Colocalization of tyrosine hydroxylase (TH) and DARPP-32 in whole retina. The upper panel is an overlay image of TH-positive cells (green) visualized with anti-TH antibody and Alexa Fluor 488-conjugated anti-mouse IgG and DARPP-32-positive cells (red) stained with anti-DARPP-32 and Alexa Fluor 594. Confocal images were obtained at 0.30 µm z intervals with 2-frame Kalman averaging. This image is a maximum intensity z-projection of 5 consecutive optical sections. The scale bar is 25 µm. The small images in each of the lower panels are high magnification single optical sections of the DARPP cells and associated TH processes labeled A–C in the upper panel.
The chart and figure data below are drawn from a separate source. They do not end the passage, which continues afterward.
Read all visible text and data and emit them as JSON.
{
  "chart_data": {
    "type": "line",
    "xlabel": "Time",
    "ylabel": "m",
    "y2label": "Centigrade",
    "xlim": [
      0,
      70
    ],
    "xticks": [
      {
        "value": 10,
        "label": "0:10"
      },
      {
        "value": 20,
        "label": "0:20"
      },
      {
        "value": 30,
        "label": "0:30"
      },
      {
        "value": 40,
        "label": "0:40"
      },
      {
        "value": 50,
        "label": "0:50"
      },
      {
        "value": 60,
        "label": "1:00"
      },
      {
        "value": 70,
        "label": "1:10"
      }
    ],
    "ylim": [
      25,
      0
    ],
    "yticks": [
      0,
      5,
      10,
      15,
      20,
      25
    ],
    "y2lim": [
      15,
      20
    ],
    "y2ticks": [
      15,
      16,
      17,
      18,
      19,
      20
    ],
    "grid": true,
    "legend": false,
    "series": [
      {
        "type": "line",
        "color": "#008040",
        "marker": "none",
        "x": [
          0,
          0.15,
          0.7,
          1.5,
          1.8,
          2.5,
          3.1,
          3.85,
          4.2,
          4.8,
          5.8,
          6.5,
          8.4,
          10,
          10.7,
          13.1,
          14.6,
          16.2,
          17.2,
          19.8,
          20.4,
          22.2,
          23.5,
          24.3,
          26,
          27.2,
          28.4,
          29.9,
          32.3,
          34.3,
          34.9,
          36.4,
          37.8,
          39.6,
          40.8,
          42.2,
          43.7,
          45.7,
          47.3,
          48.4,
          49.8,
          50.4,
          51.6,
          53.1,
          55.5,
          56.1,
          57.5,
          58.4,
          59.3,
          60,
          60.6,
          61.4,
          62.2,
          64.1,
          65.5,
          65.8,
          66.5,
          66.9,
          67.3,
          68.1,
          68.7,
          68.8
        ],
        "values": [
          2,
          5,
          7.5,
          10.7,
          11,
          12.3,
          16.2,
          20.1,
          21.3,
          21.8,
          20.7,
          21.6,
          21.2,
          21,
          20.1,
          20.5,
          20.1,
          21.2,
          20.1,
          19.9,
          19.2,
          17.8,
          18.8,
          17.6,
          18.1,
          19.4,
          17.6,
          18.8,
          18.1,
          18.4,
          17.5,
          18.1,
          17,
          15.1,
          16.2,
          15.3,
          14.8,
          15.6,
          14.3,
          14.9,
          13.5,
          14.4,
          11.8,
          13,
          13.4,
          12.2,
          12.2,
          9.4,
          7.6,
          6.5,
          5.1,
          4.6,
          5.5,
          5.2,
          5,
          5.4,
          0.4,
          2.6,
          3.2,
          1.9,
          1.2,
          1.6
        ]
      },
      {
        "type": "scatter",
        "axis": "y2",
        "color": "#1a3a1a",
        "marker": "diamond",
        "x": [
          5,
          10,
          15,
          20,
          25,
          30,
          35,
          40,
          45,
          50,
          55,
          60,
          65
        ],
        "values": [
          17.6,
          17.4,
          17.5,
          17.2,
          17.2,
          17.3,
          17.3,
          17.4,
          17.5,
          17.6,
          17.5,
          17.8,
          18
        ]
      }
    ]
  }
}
These are alternate sections, spaced 0.6 µm apart, and the direction of movement going from the top image down is toward the vitreous. Next to these are corresponding 3D reconstructions rendered in the image analysis program Volocity. For each cell, we show the face-on view as the cell would look from inside the inner nuclear area (INL) and the view of the opposite side facing the inner plexiform layer (IPL). Each pair of images was constructed by progressing in the same direction through the stack of optical sections; the second view in each pair was then rotated 180° about the y-axis, so that structures in the paired images can be more easily compared. These reconstructions utilized 25 consecutive optical sections of DARPP-32, TH image pairs from which the overlay images shown to the left were drawn. The scale bar in C is 5 µm, and the 3D images in all panels are shown at the same magnification.